11 lipiec 2010
-
IAR
W wielkiej Brytanii nie ma zwyczaju obchodzenia Międzynarodowych Dni - czy to Dziecka, czy Kobiet, czy Niepełnosprawnych, czy - jak dzisiaj - ludności. Ale kwestie demograficzne też nie są im obojętne.
Opublikowany niedawno raport organizacji Forum na rzecz Przyszłości wskazuje, że w 2030 roku liczba mieszkańców Wielkiej Brytanii przekroczy 70 milionów.

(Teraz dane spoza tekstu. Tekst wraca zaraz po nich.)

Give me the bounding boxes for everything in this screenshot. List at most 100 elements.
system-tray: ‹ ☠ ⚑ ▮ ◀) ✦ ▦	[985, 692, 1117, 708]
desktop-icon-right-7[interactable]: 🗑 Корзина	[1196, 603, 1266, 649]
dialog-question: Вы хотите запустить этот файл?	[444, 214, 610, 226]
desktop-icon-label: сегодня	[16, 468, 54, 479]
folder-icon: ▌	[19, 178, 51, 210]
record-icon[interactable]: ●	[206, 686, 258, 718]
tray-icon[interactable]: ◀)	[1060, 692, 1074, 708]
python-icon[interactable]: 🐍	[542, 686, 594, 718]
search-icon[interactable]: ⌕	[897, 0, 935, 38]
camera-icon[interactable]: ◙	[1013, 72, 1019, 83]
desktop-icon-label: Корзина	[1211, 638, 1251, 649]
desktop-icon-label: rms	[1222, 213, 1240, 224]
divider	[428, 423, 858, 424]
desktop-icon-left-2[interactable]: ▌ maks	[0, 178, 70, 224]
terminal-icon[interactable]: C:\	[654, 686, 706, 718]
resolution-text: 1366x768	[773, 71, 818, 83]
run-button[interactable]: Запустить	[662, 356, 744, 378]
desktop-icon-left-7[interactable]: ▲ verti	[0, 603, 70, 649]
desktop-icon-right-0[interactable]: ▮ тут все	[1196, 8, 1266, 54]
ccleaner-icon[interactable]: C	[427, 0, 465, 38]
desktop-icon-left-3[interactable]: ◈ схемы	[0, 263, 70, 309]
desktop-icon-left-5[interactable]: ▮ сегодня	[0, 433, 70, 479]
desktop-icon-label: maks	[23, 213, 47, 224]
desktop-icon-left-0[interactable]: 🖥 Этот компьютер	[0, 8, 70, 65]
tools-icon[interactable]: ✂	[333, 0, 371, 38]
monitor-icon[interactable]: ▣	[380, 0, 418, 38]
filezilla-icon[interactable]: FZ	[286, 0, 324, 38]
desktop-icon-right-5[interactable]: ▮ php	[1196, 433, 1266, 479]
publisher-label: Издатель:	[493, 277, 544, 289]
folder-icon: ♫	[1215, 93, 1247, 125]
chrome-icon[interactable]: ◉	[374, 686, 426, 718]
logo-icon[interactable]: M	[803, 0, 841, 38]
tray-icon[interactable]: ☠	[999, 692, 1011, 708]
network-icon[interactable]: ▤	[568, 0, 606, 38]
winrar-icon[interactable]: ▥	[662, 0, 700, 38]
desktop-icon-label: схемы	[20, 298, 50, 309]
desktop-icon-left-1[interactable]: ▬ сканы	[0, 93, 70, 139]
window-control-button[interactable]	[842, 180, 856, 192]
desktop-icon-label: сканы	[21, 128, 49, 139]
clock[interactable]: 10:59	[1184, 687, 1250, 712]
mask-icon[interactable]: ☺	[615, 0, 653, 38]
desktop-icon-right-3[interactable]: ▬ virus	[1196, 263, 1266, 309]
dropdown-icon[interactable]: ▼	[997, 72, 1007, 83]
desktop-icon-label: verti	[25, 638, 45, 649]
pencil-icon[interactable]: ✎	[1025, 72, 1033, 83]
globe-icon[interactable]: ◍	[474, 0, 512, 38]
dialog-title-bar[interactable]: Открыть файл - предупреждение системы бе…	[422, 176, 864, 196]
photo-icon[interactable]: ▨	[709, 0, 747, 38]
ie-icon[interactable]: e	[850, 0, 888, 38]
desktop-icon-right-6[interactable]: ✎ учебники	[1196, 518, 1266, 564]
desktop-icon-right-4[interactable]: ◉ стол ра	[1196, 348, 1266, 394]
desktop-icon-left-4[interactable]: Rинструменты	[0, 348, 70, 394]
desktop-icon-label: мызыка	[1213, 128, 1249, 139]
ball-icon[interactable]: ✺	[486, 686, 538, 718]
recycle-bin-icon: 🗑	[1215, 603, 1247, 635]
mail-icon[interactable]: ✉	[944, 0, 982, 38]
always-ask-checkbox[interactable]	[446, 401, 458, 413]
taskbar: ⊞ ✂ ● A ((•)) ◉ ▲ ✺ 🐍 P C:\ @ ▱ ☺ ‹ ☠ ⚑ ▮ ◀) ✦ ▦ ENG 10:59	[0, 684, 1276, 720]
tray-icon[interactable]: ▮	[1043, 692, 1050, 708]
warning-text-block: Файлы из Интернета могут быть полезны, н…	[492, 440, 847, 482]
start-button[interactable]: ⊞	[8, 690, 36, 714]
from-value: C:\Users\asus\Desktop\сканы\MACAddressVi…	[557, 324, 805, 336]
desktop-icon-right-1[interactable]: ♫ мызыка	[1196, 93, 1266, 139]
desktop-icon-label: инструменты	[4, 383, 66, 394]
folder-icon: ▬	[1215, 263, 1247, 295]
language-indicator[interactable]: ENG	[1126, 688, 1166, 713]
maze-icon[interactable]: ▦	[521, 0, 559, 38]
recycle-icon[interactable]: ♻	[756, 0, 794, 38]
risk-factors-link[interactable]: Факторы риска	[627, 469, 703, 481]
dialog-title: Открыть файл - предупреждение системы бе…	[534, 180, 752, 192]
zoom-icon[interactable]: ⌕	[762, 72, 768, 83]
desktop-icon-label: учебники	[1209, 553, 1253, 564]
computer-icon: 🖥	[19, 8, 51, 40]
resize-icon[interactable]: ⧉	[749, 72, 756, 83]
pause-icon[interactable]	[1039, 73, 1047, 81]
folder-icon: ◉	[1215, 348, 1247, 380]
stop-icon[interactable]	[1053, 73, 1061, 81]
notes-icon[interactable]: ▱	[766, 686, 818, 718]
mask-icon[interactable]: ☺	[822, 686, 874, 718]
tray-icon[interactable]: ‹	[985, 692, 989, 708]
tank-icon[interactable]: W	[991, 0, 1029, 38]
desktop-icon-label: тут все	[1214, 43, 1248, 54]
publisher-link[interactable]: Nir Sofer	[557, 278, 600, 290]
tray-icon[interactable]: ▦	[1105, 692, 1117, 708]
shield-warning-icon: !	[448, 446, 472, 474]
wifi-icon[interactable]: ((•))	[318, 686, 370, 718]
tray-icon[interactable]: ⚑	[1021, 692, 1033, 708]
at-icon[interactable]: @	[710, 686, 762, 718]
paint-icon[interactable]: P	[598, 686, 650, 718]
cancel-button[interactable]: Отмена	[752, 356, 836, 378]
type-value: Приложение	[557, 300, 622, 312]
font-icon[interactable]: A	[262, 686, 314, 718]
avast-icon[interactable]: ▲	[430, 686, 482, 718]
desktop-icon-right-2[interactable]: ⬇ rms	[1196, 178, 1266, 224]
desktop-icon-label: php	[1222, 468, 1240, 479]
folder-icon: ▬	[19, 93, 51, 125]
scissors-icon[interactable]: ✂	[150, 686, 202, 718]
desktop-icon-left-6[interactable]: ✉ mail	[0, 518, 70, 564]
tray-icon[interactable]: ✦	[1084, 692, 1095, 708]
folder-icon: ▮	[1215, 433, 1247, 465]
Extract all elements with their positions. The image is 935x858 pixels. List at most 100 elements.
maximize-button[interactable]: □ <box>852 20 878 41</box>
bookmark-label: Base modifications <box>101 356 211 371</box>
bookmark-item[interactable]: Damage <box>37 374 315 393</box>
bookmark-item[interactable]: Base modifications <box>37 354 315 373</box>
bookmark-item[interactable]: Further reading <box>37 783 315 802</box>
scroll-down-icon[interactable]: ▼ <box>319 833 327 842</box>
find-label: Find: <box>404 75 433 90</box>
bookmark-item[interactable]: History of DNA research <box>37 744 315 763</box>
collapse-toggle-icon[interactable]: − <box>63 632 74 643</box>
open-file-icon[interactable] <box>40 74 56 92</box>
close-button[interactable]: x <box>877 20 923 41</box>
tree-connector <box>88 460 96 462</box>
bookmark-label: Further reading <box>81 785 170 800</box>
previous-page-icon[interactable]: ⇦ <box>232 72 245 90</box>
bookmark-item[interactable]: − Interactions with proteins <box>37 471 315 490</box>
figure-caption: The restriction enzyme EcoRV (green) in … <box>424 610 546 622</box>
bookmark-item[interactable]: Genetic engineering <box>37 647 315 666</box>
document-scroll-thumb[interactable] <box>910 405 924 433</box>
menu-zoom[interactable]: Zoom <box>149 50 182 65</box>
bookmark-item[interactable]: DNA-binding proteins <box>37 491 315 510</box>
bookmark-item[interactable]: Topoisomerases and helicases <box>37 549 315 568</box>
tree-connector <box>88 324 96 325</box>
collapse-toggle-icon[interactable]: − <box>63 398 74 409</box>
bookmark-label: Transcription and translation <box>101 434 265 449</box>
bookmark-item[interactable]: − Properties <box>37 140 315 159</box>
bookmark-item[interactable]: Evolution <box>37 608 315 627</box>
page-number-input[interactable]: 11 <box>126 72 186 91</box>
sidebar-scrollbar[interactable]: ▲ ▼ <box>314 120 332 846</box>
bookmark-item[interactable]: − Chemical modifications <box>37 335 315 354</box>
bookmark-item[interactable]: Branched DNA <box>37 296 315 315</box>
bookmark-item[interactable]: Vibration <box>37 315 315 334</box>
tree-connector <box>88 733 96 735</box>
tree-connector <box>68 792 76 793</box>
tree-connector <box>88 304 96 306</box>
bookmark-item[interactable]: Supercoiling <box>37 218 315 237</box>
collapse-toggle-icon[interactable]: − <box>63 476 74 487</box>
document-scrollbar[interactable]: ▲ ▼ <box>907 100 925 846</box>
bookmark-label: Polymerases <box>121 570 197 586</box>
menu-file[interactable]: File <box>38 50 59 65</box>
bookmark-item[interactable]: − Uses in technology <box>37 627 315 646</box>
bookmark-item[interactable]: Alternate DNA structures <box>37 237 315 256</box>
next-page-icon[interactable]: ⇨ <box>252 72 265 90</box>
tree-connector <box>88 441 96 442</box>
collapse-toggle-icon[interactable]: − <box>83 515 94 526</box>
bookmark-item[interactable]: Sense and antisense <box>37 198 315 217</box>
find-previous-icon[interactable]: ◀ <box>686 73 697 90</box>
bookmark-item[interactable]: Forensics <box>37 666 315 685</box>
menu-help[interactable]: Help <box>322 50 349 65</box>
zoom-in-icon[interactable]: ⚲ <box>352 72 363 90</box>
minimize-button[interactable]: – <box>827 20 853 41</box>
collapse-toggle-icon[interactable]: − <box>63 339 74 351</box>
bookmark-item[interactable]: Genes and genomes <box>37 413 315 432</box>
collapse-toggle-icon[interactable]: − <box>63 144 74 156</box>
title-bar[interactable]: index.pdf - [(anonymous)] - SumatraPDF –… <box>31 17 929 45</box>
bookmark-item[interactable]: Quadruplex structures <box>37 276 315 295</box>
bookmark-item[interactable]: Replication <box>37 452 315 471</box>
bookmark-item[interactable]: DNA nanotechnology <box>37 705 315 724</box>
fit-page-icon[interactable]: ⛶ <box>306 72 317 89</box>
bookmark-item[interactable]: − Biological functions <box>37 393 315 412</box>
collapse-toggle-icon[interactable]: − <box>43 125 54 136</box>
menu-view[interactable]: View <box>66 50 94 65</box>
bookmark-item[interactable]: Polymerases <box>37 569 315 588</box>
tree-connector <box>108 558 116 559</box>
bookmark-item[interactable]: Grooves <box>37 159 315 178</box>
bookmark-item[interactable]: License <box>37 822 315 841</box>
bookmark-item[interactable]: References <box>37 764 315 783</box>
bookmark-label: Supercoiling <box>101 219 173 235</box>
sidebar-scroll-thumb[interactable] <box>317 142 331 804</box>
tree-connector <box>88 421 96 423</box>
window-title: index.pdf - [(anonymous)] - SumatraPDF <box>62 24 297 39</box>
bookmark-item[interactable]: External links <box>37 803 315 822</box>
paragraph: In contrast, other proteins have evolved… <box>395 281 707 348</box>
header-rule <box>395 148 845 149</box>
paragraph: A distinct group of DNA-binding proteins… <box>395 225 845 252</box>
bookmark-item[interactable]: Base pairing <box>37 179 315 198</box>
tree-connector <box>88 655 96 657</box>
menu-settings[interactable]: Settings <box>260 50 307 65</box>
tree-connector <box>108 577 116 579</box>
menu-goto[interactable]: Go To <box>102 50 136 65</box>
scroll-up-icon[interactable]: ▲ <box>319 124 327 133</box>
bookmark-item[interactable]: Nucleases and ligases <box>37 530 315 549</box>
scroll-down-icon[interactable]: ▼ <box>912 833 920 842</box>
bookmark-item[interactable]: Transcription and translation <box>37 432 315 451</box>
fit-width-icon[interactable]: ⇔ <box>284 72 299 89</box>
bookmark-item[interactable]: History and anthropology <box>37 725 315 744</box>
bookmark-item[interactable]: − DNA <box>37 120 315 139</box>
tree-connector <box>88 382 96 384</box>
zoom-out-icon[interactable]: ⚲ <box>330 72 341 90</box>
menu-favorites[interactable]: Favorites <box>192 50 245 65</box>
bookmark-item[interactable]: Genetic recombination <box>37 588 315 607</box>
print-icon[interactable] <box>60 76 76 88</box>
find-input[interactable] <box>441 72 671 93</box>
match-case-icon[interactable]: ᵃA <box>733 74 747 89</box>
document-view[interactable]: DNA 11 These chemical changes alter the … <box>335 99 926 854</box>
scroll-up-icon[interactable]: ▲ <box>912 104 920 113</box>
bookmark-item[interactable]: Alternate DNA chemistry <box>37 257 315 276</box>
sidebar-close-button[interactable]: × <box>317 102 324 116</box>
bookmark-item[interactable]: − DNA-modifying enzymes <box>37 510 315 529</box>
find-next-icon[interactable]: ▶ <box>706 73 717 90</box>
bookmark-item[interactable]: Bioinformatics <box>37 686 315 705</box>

Jest to trend odwrotny do niemal wszystkich pozostałych państw Unii Europejskiej. Raport nie kryje, że jest to wynik lawinowej imigracji. Nawet próby jej zatamowania podejmowane przez obecny rząd nie zmienią już radykalnie tej tendencji wzrostowej, w związku z bardzo wysoką rozrodczością imigrantów, zwłaszcza z Azji, Afryki i Europy Wschodniej. Raport postuluje więc 7-punktowy plan działania, w którym zawarł między innymi zmianę stosunku do starości, tak aby nacisk kłaść nie tyle na wydłużanie życia, ile na integrację, aktywność i zdrowie emerytów. Autorzy proponują też gruntowne przemyślenie przez rząd modelu wzrostu ekonomicznego, opartego na stałym przyroście ludności.
Inne punkty tego programu to otwarta debata na temat imigracji, aby zapobiec opanowaniu tego tematu przez skrajną prawicę, a także nacisk na planowanie rodziny, gdyż aż 40% ciąż w Wielkiej Brytanii jest nieplanowanych, a odsetek ciąż nieletnich jest najwyższy w Unii Europejskiej, podkreśla raport.